Loosening Palm's Grip
Why do people buy handheld computers? For the past four years, the overwhelming answer has been "to keep track of my calendar and contacts." And the Palm family of handhelds has used superb contact and calendar management to gain more than 70% of the market.
Microsoft Corp. and its hardware partners are betting that buyers are hungry for more, including games, music, and other entertainment features. So they're taking one more stab with a new line of Pocket PCs, based on Windows CE software.
Microsoft has boosted the chances of the new handhelds with two important concessions to reality. Developers realized that the miniature version of desktop Windows screens that characterized earlier models only annoyed users. The Pocket PC offers simplified menus and a much cleaner screen. Second, Microsoft has given hardware makers Hewlett-Packard, Compaq Computer, and Casio Computer far more freedom to design their own devices. The new designs are both simpler and more attractive, with the HP Jornada 540 bearing a striking--and not accidental--resemblance to the Palm.
In the core calendar and contact functions, the Pocket PC is now a match for the Palm. The big difference is that while Palm models synchronize with the minimal but easy-to-use Palm Desktop, Pocket PCs work with the bulky and complex Outlook 2000 for Windows. The Pocket PC meshes well with other parts of Microsoft Office, letting you create or edit Word documents and Excel spreadsheets, not just view them, as in earlier versions.
The Pocket PC's features become more striking the further you move away from the Palm's traditional strengths. All Palms have a 160-by-160 pixel display, monochrome on all but the new Palm IIIc. The Pocket PCs boast 240-by-320 pixel screens in vibrant color. That doesn't make much difference in a calendar, but the better displays, combined with a speedy new generation of processors, make the Pocket PC an interesting game platform (including a nifty 20th anniversary revival of Pac-Man). And judging by what I've seen on airplanes, traveling execs are about as likely to use computers to play games as they are to do e-mail or spreadsheets.
Another entertainment aspect of the Pocket PC is the new Microsoft Media Player, which turns the device into a nice digital music player. Although it uses Microsoft's Windows Media (WMA) format instead of the more popular MP3, the effect is much the same, and you can easily convert music to WMA with desktop software.
The HP Jornada 540 series is the sleekest of the new products. It's about the size of a Palm III, though it's 50% heavier at nine ounces. The screen is bright and sharp, and the controls--four Palm-like buttons giving quick access to applications and a rocker switch that can be used to scroll pages--are well laid out. The Jornada, which starts at $499, has a Compact Flash slot that can be used to hold extra memory or a variety of communications devices, including a 56K modem, an Ethernet card for direct connection to networks, or a card that allows communications via cell phone.
THICK AND HEAVY. The $499 Compaq iPAQ Pocket PC is substantially thinner and three ounces lighter.

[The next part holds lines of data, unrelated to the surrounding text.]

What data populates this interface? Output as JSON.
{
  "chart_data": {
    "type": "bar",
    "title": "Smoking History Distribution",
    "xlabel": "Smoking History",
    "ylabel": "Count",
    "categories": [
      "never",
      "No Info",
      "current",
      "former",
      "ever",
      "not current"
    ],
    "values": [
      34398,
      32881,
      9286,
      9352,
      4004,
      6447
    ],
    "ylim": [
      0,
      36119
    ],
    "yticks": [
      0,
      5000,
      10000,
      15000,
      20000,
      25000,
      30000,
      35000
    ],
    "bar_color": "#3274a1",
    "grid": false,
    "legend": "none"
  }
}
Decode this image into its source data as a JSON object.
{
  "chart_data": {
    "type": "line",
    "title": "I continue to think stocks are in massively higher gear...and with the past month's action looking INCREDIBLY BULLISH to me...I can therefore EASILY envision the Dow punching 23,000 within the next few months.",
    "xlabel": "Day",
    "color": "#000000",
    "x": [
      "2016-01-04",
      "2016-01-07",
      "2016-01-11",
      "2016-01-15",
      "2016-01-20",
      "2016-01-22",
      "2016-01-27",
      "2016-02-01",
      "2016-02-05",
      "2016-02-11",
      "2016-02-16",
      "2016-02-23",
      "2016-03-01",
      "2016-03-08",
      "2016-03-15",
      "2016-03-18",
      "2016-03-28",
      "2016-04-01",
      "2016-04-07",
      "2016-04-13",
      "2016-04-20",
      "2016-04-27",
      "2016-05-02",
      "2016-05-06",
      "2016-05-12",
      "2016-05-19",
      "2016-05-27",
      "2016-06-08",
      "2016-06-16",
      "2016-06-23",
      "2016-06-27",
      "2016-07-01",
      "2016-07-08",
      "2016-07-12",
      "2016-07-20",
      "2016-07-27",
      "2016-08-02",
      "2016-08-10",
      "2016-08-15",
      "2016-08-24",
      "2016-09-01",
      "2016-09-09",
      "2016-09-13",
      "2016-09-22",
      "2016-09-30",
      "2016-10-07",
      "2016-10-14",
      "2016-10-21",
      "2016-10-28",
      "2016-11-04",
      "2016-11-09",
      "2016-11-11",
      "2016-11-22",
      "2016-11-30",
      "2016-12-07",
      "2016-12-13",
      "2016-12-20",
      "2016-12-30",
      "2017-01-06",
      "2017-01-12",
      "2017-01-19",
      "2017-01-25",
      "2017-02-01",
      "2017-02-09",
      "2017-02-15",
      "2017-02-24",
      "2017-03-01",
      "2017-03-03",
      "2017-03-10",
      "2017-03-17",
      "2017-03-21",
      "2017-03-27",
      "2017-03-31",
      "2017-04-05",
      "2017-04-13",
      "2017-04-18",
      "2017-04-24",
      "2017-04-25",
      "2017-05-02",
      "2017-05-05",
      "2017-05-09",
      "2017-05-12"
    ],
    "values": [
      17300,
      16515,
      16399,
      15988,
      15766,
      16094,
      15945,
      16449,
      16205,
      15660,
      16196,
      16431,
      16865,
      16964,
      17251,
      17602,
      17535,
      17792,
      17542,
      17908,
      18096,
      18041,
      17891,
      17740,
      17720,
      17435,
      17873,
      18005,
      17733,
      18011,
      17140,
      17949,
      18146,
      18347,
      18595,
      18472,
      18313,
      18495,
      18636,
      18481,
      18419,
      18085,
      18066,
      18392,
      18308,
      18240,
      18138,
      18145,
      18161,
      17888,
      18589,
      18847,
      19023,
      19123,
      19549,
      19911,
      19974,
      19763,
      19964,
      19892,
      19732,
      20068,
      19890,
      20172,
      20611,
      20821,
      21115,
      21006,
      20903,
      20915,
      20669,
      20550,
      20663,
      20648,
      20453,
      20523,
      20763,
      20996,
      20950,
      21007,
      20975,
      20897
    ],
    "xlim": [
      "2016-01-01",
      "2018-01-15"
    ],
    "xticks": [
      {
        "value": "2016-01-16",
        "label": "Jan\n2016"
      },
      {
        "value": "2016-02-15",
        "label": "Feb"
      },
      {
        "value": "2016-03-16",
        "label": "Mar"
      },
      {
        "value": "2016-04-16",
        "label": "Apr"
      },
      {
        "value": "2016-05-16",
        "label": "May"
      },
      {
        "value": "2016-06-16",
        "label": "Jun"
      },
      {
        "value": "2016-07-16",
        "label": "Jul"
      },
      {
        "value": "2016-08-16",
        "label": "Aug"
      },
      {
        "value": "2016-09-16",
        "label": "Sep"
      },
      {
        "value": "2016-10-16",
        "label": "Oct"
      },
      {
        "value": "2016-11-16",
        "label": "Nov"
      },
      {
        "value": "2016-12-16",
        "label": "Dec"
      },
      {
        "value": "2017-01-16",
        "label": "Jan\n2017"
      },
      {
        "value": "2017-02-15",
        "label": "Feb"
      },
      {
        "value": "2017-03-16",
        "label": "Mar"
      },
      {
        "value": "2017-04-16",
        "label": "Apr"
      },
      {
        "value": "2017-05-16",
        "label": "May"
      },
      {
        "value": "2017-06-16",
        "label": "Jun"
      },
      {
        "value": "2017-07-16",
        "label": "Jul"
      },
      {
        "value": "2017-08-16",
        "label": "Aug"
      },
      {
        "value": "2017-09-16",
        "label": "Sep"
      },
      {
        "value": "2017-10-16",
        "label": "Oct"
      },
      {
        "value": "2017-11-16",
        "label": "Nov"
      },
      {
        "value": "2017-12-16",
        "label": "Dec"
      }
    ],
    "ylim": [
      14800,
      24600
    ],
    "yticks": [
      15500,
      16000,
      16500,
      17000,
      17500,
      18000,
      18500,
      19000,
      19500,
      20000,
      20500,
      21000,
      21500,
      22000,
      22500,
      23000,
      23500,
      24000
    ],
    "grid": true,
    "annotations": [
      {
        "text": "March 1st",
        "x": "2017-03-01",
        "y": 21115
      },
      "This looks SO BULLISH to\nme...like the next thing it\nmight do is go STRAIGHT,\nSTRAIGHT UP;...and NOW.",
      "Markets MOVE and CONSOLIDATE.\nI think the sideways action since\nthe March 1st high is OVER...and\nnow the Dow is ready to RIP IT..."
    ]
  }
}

But you lose that advantage if you want to use an add-in card, since that requires sliding the iPAQ into an expansion unit that makes the device about as thick and as heavy as the Jornada. An expansion unit for Compact Flash cards is a $39 option, with one for PC Cards that's $149.
Casio, which is aiming mainly at consumer markets rather than the corporate buyers targeted by HP and Compaq, will ship a Pocket PC in the same general design as the existing Cassiopeia E-105, with a redesigned version due later in the year.
Corporate info-tech departments like handhelds based on Windows CE largely because they can develop custom applications using familiar Windows tools. But they've had a tough time getting their own execs to part with Palms, which they often purchased on their own. Microsoft is betting that richer applications--and a big dose of entertainment--will change that. Chances are that Palm is in for its first real competition.